Curieuse de tout, Christine Flament s’intéresse aux modes de production, à la nourriture des animaux, aux produits utilisés dans le domaine des soins, dans le traitement de la terre, aux règles et contraintes qui pèsent sur un secteur très surveillé. Règles et contraintes sur la logique desquelles on peut parfois s’interroger… Son pinceau agile traduit bien en couleurs ces réalités et donne vie à cette enquête minutieuse fondée sur des témoignages. Soulignons la qualité de la maquette et le format confortable (19x23cm) qui permet de mettre en valeur les aquarelles.

Des destins variés, des personnalités différentes, mais un même métier : produire les produits alimentaires. La question qui tend l’ensemble de l’enquête est bien celle-ci : que mangeons-nous quotidiennement ? Notre «nourriture» est elle dangereuse à terme ? L’album refermé, gageons que peu de lecteurs auront envie d’acheter conditionné en grande surface du boeuf, en fait «vache de réforme», et regarderont avec une méfiance accrue leurs fraises poussées hors sol, en «jardins suspendus» comme le dit de façon plus poétique leur maraîcher. Ils seront plus sensibles à la question des subventions agricoles qui encouragent l’agriculture ultra productive et dont ne bénéficient ici quasiment aucun des exploitants rencontrés.

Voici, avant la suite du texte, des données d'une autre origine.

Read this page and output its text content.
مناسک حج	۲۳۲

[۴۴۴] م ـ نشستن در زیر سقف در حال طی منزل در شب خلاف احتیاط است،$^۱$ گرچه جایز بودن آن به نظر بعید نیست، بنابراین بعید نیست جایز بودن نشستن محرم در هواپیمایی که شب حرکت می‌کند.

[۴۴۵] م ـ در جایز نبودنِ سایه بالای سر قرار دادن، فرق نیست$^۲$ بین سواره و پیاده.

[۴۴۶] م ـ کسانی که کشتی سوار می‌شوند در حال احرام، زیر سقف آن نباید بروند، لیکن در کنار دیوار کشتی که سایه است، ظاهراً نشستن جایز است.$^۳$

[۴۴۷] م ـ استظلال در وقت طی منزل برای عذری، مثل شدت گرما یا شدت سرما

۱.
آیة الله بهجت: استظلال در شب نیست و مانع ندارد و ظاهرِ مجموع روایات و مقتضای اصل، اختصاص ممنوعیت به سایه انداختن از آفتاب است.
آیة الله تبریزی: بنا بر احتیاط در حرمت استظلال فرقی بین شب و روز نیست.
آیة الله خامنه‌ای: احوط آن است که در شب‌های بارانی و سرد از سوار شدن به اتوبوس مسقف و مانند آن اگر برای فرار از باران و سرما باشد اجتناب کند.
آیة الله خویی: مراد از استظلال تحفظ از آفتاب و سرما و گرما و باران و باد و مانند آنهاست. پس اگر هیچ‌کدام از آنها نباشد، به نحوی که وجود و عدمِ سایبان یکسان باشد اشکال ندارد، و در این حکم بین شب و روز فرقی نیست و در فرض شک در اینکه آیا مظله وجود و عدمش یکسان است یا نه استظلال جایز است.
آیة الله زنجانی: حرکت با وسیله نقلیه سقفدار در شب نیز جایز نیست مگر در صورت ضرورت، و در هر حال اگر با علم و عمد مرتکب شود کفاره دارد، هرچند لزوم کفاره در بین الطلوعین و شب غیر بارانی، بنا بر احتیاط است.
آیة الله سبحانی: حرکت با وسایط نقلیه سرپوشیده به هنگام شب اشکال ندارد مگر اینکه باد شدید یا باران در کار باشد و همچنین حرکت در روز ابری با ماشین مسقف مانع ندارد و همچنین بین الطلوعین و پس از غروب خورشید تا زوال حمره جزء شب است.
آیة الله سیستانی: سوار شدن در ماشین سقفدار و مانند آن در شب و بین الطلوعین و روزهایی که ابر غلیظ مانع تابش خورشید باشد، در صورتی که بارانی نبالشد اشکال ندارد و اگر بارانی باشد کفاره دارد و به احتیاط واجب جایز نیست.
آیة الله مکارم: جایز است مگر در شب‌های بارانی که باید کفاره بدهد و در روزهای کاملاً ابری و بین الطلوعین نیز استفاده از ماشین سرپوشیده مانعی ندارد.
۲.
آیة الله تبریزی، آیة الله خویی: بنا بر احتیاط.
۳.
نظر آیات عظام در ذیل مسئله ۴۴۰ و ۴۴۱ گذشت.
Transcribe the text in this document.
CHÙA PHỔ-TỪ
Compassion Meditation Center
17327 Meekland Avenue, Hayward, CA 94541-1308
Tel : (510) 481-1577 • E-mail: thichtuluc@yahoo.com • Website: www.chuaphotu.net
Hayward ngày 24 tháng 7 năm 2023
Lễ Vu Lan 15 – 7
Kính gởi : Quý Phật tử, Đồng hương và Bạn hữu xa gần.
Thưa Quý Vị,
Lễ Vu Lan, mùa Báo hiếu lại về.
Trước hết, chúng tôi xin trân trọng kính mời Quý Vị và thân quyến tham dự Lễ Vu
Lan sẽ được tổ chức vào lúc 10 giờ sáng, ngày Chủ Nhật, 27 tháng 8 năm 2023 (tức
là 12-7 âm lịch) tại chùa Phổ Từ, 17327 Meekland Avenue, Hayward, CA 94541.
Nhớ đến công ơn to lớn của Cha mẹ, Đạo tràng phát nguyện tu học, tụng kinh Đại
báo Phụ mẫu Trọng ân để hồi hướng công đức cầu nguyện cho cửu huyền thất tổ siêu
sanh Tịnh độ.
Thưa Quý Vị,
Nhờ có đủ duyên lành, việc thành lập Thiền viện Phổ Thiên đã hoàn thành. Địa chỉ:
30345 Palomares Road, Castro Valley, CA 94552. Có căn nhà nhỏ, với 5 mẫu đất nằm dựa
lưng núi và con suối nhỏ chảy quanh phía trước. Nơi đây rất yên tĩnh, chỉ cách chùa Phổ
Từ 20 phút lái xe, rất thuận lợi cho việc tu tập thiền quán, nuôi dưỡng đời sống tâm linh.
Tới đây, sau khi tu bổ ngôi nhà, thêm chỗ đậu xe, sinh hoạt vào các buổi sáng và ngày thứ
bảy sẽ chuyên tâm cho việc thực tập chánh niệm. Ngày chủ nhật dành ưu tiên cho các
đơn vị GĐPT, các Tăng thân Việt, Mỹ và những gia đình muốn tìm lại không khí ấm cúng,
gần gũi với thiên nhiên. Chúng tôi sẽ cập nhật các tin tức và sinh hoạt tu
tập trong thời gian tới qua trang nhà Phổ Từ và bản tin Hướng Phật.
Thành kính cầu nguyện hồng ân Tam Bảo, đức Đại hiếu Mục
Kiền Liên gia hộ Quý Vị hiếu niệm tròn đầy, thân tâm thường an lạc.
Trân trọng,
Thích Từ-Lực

Ceux-ci ont fait le choix de rendements moindres, sans pour autant nécessairement rompre tout lien avec le monde des grandes surfaces : les agneaux de boucherie de Marie-Pierre par exemple sont vendus chez Carrefour. Cependant la plupart des paysans interrogés ici ont plutôt fait le choix de circuits courts.

Un carnet de voyage original tant par le choix du sujet que par la façon de le traiter.